When they get to the funeral home, the first coffin they check is no one they know. The next contains the late character actor Burgess Webster. The third time turns out to be the charm and they find Felix. Feeling that Webster's death hasn't received the attention it deserved, when they remove Felix, they put Webster in his coffin and the other guy in Webster's. Upstairs, the couple (Byron Kane, Virginia Gregg) that owns the funeral parlor salivate over how much business the Farmer funeral will bring them when they hear a noise downstairs. They find the empty coffin but locate the body in Webster's place and Webster in Farmer's. The husband is beside himself: Their cash cow is gone. His wife slams the lid on Farmer's coffin, now holding Webster. "Who's to know?" On the streets, after initial difficulty bending Felix into the car, they make Ben sit in the back with him because he's been having a bad night of bodily functions and as Irving points out Felix is the only one who won't mind. They stick some sunglasses on Felix and proceed to drive him back to Culley's where they drink and play cards with Felix as guest. It was funny for a time when I'd see the movie because from the years 1989-2000, the only actor in these scenes who was still alive was Richard Mulligan, who was playing the corpse. As they wonder what they should do with Felix, Culley fetches something from another room and places it on Felix's head. It's a Viking helmet for a Viking funeral.

The next morning, the men take Felix out to sea on his boat to prepare for their salute. At the same time, the rest of the industry begins gathering on a soundstage at the Capitol Studio lot for Felix's funeral. The occasion doesn't stop anyone from continuing their deals or their affairs. Blackman congratulates Sam Harris on his new role and whispers to Mavis that he better be worth it, not noticing that Sam's hand is up Mavis' skirt. Gary and Eva finalize their deal. All the people with various injuries wheel in. Sally tells Gary that she doesn't know if she'll be able to sing. "You have to — it's the only reason everybody came," Gary says. Her guru sits up on the stage looking as if he can barely stay awake. Finally, he's roused and stands to give his eulogy. Is it full of Eastern philosophy? Not hardly. It's as show bizzy as it can be. This is where some of the unreality takes over again. Felix was shot and killed before the film was released and still in the funeral home, yet the guru gives new box office reports on the revised Night Wind. Farmer also was supposed to have had a record of nothing but hits prior to the first version of Night Wind, but when the guru reads off the list of his film titles they all sound ridiculous. Here is a clip of the eulogy so you can see what I mean.

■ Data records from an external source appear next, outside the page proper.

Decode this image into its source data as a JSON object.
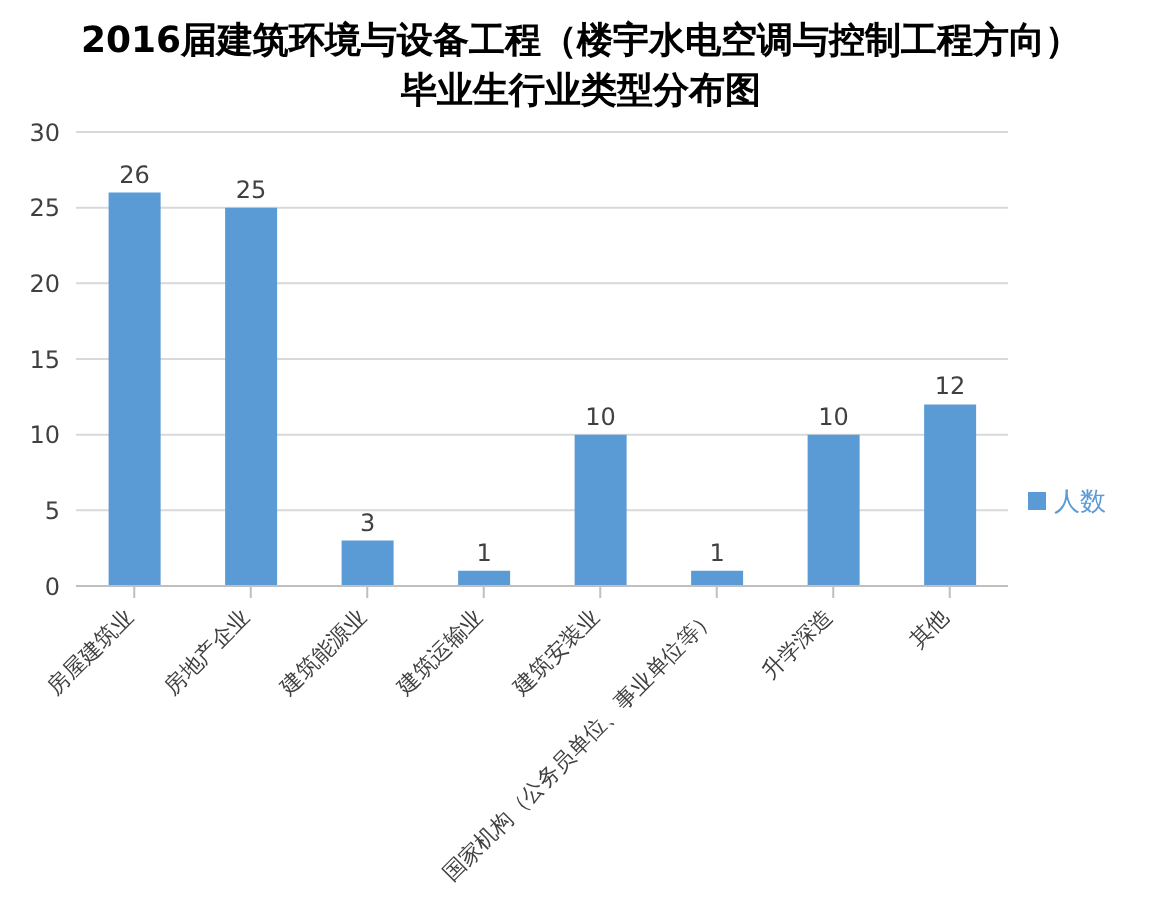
{
  "chart_data": {
    "type": "bar",
    "title": "2016届建筑环境与设备工程（楼宇水电空调与控制工程方向）毕业生行业类型分布图",
    "categories": [
      "房屋建筑业",
      "房地产企业",
      "建筑能源业",
      "建筑运输业",
      "建筑安装业",
      "国家机构（公务员单位、事业单位等）",
      "升学深造",
      "其他"
    ],
    "series": [
      {
        "name": "人数",
        "color": "#5b9bd5",
        "values": [
          26,
          25,
          3,
          1,
          10,
          1,
          10,
          12
        ]
      }
    ],
    "ylim": [
      0,
      30
    ],
    "yticks": [
      0,
      5,
      10,
      15,
      20,
      25,
      30
    ],
    "grid": "y",
    "legend": "right",
    "data_labels": true
  }
}
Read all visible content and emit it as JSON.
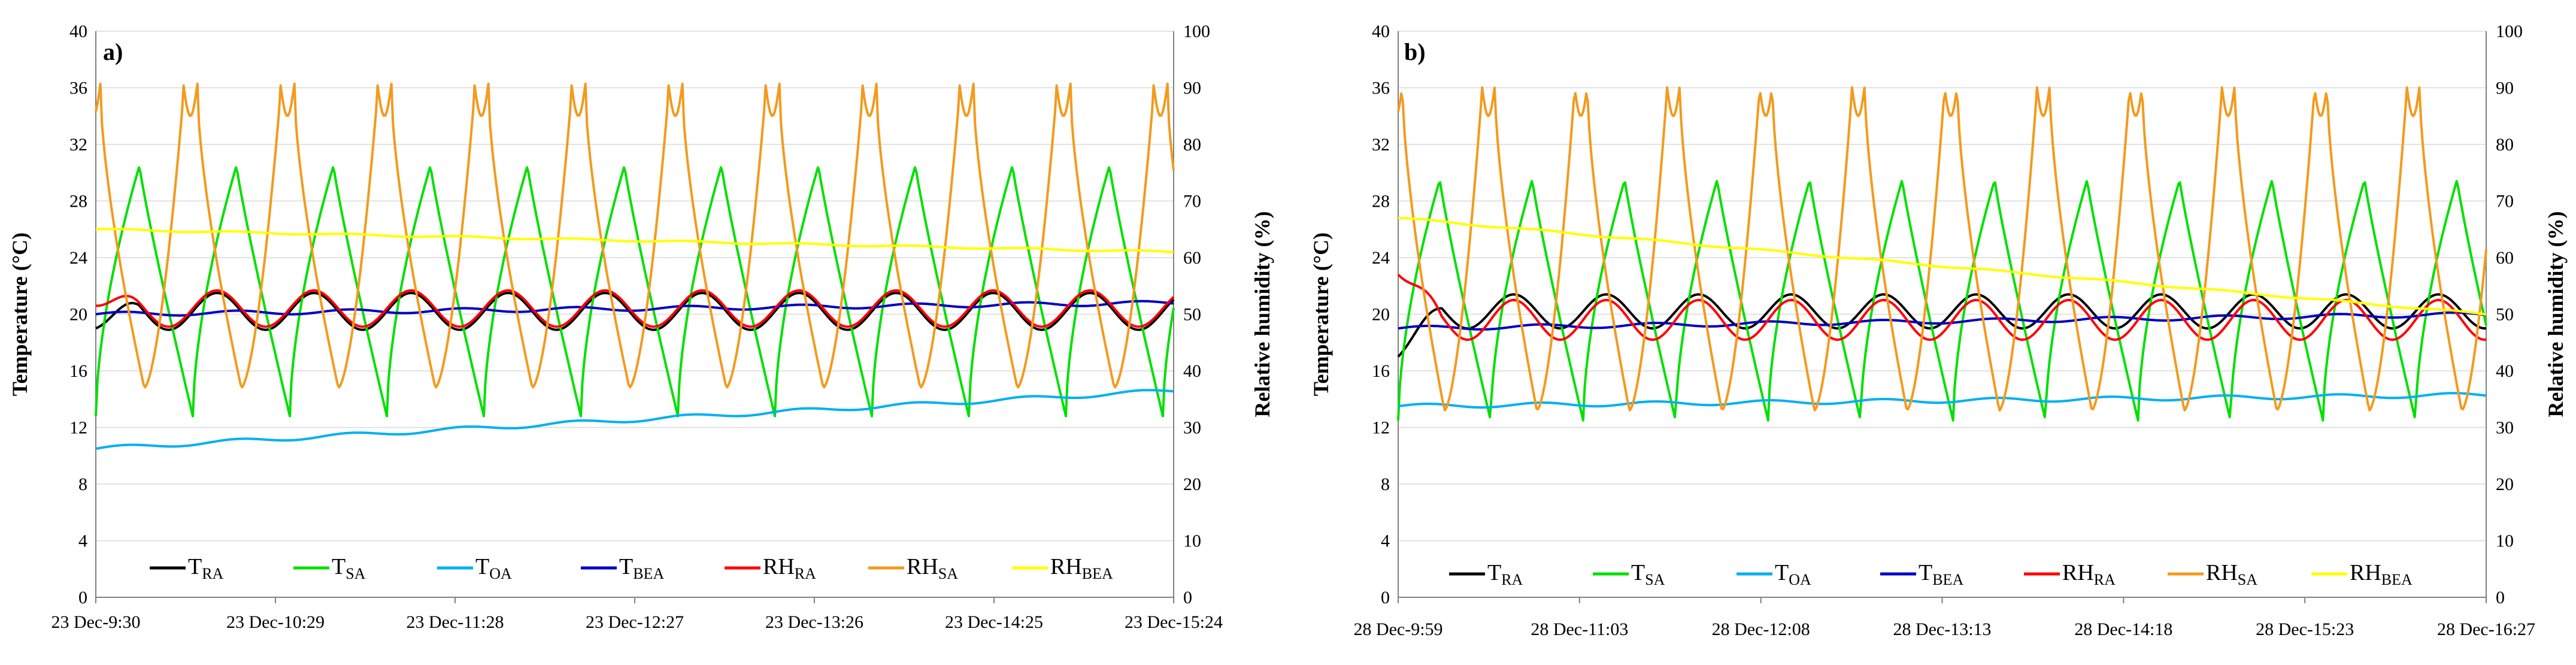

As Culley drives the boat, Irving and Ben sit on deck with Felix in the fisherman's seat, complete with rod and reel in hand. Ben wonders what happens if he should catch something. Back at the other memorial, Sally finally rises and sings "Oh Promise Me." Irving reads the inscription on the Viking helmet which reads "From the cast and crew of The Pagan Plunder." "I don't think I saw that one," Irving says. "Terrible reviews," Ben tells him. "Grossed a fortune." Once Culley feels they've gone far enough out, they load Felix into a little wooden craft, cover him in blankets, soak it with gasoline and then Irving lights a match and drops it and Culley pulls the boat away as it starts burning. "So long pal," Culley says as they watch Felix and the little boat burn. Back on the beach, Burgess Webster's dog can see the smoke and wags his tail. Then a final crawl scrolls across the screen.



And so just as Felix had predicted, Night Wind became the biggest money-making film
in motion picture history and Sally won another Academy Award and the people who ran the studio made
a ton of money and they all lived happily ever after…

until the next movie!

S.O.B. isn't the finest Hollywood satire ever made, but it's likely to put a smile on your face thanks to its great cast, most especially Robert Preston who I really can't say enough about here.